To compose ordinary functions, one can just do something like below:

lowerNoSpaces = filter (/= ' ') . map toLower

But, on occasion, there are times where this won't work:

myConcatMap = concat . map

It gives the error:

<interactive>:236:1: error:
    * Non type-variable argument
        in the constraint: Foldable ((->) [a1])
      (Use FlexibleContexts to permit this)
    * When checking the inferred type
        concattMap :: forall a1 a2.
                      Foldable ((->) [a1]) =>
                      (a1 -> a2) -> [a2]

But when the same function is expressed like this:

myConcatMap = (concat .) . map

It works exactly as intended.

I know there is a reason for this, but I have been staring at it for a while and still don't quite understand why the original doesn't work and this one does.

Why is there two "." 's?

Answer 1

This is fairly easy to derive from the definition of (.) and knowledge of Haskell syntax.
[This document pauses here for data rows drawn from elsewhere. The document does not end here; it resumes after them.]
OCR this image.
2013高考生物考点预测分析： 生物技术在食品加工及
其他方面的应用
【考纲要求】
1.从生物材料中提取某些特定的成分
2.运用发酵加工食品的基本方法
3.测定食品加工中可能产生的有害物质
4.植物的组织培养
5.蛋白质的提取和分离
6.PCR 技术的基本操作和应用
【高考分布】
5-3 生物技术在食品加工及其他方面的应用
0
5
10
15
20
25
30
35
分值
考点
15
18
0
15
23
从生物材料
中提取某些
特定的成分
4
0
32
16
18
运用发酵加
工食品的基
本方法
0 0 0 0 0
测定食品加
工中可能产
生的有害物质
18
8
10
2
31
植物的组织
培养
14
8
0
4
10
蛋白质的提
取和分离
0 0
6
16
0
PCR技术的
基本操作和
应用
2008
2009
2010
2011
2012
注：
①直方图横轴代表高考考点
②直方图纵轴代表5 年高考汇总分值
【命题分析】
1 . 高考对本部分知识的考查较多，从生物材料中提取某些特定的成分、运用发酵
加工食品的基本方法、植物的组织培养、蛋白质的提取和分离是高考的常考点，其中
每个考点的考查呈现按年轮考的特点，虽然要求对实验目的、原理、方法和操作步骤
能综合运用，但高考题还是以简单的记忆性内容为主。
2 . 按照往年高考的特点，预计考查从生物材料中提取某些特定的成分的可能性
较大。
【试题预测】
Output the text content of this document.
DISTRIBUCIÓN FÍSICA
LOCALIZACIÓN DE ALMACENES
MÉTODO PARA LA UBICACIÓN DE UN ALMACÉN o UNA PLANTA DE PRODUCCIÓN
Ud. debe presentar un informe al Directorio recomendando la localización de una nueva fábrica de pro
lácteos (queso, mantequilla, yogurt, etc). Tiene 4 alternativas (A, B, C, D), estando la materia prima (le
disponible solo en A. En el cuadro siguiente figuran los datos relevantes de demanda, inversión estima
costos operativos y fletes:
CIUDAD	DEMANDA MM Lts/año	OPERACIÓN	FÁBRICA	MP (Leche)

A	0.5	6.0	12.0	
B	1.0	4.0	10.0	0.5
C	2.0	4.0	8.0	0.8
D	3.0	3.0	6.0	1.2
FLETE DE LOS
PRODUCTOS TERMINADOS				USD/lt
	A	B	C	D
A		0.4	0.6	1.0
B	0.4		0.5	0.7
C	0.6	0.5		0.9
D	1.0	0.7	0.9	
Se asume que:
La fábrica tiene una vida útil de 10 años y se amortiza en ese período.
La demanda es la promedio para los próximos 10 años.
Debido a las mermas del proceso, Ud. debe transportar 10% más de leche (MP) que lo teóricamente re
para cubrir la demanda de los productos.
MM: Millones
You start with a more explicit definition of myConcatMap, which is

\f -> \xs -> concat (map f xs)

By definition of the composition operator, you can write this as

\f -> concat . (map f)

Rewrite this using . in prefix position rather than as an infix operator.

\f -> (.) concat (map f)

and add some redundant parentheses since function application is left-associative.

\f -> ((.) concat) (map f)

Rewrite this using section syntax to make . an infix operator again

\f -> (concat .) (map f)

and apply the definition of (.) one more time, using the functions (concat .) and map:

(concat .) . map

Answer 2

It's because map is a two-argument function, and you want to apply concat only after both arguments have been supplied. Keep in mind that Haskell multi-argument functions are curried, i.e. it's actually

map :: (a->b) -> ([a]->[b])

Thus, if you write a composition c . map, the argument of c must be something of type [a]->[b]. But the argument of concat is supposed to be a list, i.e. something of type [b] or actually [[e]].

Solutions:

• Pass the first argument explicitly.

  myConcatMap f = concat . map f
  

  This works because map f is only a one-argument function anymore [a] -> [b], thus you can compose concat in front of it.

• Compose concat in front of the function that's the result of applying map to its first argument. That's what you're doing in your example.